Industrial Chemistry & Chemical Waste
The chemical industry is made up of companies producing industrial chemicals. Central to the modern world economy, it turns raw materials (Natural gas, Oil, air, water, metals & minerals) into over 85,000 different products. There is some variation in the plastics industry, as most chemical companies manufacture plastics as well as other chemicals. Several professionals are deeply involved in the chemical industry, including chemical engineers, physicists, lab chemists, technicians, etc. As of 2019, the chemical industry constitutes around 27 per cent of the manufacturing sector in the United States.
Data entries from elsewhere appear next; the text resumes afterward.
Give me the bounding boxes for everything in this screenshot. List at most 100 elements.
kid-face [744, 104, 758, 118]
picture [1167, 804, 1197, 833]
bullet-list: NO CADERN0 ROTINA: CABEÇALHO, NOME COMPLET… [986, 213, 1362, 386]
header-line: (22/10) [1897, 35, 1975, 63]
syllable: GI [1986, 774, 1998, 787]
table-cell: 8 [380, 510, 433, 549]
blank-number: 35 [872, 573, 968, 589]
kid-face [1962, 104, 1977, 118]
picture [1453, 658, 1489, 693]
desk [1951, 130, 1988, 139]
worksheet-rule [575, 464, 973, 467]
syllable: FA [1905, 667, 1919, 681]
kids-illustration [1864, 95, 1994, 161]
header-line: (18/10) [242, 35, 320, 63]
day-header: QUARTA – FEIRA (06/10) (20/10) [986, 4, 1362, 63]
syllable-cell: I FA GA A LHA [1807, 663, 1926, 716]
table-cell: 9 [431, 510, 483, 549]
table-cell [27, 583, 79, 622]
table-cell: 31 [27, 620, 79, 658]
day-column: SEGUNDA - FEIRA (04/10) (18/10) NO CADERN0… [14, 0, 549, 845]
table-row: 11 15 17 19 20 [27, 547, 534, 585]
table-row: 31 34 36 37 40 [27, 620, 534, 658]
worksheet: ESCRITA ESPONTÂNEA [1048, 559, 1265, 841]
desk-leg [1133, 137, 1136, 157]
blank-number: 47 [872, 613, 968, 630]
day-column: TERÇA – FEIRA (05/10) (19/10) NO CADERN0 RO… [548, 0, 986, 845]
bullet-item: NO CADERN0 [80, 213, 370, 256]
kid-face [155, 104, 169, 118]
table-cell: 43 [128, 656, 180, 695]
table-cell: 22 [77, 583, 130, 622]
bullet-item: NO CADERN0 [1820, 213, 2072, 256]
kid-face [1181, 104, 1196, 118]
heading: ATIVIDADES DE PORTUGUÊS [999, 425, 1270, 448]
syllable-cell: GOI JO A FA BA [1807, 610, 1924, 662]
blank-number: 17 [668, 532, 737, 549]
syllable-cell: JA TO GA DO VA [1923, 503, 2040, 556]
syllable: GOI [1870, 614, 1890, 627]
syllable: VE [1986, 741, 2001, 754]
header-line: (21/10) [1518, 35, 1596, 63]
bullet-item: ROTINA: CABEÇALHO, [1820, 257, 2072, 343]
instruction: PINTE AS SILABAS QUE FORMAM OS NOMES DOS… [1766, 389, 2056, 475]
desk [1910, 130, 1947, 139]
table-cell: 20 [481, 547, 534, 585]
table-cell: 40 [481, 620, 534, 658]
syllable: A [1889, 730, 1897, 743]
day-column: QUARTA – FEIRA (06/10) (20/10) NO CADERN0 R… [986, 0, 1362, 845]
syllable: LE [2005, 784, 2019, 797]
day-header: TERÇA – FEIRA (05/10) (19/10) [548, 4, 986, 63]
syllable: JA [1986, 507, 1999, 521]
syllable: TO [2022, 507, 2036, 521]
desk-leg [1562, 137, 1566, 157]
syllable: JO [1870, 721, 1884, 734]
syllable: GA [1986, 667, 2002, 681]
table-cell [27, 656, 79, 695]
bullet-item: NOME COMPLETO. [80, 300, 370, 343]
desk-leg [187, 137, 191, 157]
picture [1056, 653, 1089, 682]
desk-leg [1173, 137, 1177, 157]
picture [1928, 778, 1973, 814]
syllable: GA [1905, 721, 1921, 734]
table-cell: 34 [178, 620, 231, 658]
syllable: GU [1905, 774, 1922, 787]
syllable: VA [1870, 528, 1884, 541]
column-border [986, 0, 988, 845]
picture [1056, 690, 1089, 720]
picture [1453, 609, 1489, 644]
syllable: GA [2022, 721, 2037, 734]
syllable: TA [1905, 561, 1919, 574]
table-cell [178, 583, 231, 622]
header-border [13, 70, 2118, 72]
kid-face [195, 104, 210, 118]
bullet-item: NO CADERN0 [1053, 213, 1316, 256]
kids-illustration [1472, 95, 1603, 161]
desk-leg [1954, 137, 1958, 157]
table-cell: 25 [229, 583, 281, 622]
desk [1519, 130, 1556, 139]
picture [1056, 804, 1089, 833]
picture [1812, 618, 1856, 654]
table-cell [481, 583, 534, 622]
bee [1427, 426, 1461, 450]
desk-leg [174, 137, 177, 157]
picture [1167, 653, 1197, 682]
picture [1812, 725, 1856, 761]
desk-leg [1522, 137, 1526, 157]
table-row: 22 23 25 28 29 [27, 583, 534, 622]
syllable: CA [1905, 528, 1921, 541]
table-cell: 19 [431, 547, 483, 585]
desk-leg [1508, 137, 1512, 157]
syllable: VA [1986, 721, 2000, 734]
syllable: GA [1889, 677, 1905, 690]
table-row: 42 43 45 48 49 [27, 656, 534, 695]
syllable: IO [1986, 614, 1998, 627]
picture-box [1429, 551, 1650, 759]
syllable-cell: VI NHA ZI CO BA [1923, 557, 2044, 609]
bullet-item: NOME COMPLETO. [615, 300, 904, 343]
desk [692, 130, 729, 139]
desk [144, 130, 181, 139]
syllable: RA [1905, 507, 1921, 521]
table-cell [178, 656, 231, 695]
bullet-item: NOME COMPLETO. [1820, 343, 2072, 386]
Chemical waste is a waste derived from harmful chemicals (mostly produced by large factories). Chemical waste may fall within the scope of regulations such as COSHH in the United Kingdom or the Clean Water Act and the Resource Conservation and Recovery Act in the United States. The U.S. Environmental Protection Agency (EPA) and the Occupational Safety and Health Administration (OSHA) as well as state and local laws also govern the use and disposal of chemicals. Chemical waste may or may not be listed as hazardous waste. Chemical hazardous waste is a solid, liquid or gaseous substance that is either "hazardous" or explicitly "classified" as hazardous waste. There are four features of chemical waste that may have to be considered hazardous. We are Ignitability, Corrosivity, Reactivity, and Toxicity. Every type of hazardous waste must be defined in terms of its origin, components and risks, so that it can be handled and treated safely.